Putting communities in control
National Association of Local Councils’ (NALC) Annual General Meeting held on Wednesday 29 October 2014, saw a direction forward to putting local (parish and town) councils and communities more in control of how their lives are run and public services delivered to them.
Hundreds of delegates from local council and County Association areas from around England gathered together to formulate a way forward for the sector to further turn the dreams of localism into a reality.
Kris Hopkins MP, department of Communities and Local Government (CLG), minister said: “I’m delighted to be here today. I’m from Keighley and I started my political career in local government – from the outset, I had to team up with my local parishes – they earnt my respect very early on as it was clear that they knew their local communities inside out.
“Now is a particularly exciting time for town and parish councils, as you have a crucial role to play in building localism.”
“Delivering services locally can mean people receive better services – local councils can draw on local knowledge; community support and engagement; and efficient organisation.”
The minister commented on one of NALC’s key campaigns around Council Tax support funding, where we are demanding of principal (county, district, unitary or borough) councils to pass over the monies that the Government has given them to pass on to local councils to mitigate the effects of changes in council tax support funding.

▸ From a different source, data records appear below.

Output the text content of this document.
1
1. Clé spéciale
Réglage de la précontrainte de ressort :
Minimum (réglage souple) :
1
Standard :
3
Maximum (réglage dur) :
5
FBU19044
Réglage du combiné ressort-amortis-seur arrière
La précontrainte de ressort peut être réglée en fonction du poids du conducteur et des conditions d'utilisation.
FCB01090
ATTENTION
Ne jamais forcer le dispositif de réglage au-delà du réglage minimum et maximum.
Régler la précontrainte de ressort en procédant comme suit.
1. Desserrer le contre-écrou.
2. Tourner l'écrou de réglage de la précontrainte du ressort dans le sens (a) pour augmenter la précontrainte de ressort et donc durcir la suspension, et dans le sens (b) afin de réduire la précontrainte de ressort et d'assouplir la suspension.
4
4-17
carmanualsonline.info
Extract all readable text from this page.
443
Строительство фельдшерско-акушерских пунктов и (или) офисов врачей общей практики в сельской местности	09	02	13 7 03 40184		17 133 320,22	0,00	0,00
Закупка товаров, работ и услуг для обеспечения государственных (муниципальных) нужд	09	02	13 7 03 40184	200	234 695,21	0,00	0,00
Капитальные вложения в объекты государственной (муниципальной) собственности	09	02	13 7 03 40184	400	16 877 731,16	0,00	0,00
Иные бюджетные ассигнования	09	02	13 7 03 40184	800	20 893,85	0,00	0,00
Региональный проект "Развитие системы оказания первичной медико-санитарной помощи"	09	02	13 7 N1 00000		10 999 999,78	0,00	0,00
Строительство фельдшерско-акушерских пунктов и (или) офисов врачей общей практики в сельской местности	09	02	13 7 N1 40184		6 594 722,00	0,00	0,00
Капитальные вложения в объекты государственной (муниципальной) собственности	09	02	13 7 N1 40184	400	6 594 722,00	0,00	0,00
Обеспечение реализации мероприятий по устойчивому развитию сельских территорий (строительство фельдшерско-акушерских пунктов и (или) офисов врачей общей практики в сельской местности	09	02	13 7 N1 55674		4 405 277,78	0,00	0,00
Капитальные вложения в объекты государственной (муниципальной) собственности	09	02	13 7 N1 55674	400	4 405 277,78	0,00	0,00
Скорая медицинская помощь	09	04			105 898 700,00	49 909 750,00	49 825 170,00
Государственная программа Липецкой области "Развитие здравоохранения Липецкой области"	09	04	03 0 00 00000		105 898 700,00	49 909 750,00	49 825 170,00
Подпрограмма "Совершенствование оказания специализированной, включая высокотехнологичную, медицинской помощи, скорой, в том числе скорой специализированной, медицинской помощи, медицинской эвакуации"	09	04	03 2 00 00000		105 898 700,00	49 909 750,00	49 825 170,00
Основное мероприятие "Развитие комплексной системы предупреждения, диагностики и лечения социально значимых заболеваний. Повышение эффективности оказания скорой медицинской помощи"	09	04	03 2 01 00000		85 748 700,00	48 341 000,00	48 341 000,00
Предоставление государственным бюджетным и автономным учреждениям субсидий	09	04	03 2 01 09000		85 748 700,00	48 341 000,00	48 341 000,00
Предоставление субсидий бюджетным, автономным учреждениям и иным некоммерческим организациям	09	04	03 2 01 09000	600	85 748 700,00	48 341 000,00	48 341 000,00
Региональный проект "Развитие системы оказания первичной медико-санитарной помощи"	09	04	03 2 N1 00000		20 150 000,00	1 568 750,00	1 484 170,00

He said: “In the first year of local council tax support, Government made an estimation of how much of the grant funding ought to go to parishes – around forty million pounds. I was encouraged to see that billing authorities passed down over ninety-five per cent of that money last year. It shows that local authorities recognise the important role parishes play in local democracy and in delivering local services.
“However, I am extremely disappointed to see that billing authorities are planning to pass down 20 per cent less this year.”

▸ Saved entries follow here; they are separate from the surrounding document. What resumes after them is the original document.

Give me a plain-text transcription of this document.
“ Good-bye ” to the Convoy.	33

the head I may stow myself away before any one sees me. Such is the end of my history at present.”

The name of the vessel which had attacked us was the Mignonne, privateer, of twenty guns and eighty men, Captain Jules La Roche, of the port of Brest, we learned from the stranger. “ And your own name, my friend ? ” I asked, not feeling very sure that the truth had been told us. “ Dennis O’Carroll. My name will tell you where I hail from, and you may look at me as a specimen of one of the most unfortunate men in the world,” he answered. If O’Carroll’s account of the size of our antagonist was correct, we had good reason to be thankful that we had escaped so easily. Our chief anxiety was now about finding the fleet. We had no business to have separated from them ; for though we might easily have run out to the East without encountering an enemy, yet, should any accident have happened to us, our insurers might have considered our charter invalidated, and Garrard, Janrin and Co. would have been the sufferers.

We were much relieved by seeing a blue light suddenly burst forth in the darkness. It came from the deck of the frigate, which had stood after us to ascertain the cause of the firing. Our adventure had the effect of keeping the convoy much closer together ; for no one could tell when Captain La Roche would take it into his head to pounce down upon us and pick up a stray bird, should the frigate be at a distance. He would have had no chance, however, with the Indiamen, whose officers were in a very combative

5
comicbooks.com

“I expect billing authorities to continue to passing funding on to town and parish councils and have written [will be writing] to the thirty-one local authorities who have indicated they have no intention of passing funding down any funding this year.
“It simply cannot be acceptable to local taxpayers if parishes are left with no choice but to increase council tax precepts or scale back services to fill the void. Billing authorities and parishes must work together to ensure they secure the best outcome for local tax payers – and be answerable to them if they don’t.”
NALC’s AGM passed a motion on this calling for the Government to take further urgent action by identifying council tax support funding in the 2015/16 financial settlement; and introducing statutory guidance to billing authorities. Then finally entering into urgent discussions about how to pass on council tax support funding directly.
The other motion passed on the day demanded that NALC supports and pursues the implementation in England of a code of conduct for local government employees, as has been in place in Wales, Scotland and Northern Ireland for several years.
Delegates supports NALC’s strategic pursuits of:
Delivering quality services to County Associations and member local councils
Encouraging the creation of more local councils where communities want them
Better promotion and representation of the local council sector
Cllr Ken Browse, chairman of NALC, said in general about the state of the parish sector: “I believe this is tremendous time for our sector and for County Associations of Local Councils and NALC. I have attended all three party conferences over the last couple of months and have been struck by how receptive all the parties are to the cause of localism and how they are listening to our new Manifesto.
In our Manifesto we make a very simple case for stronger local democracy, fairer funding and more powers for communities and local councils.”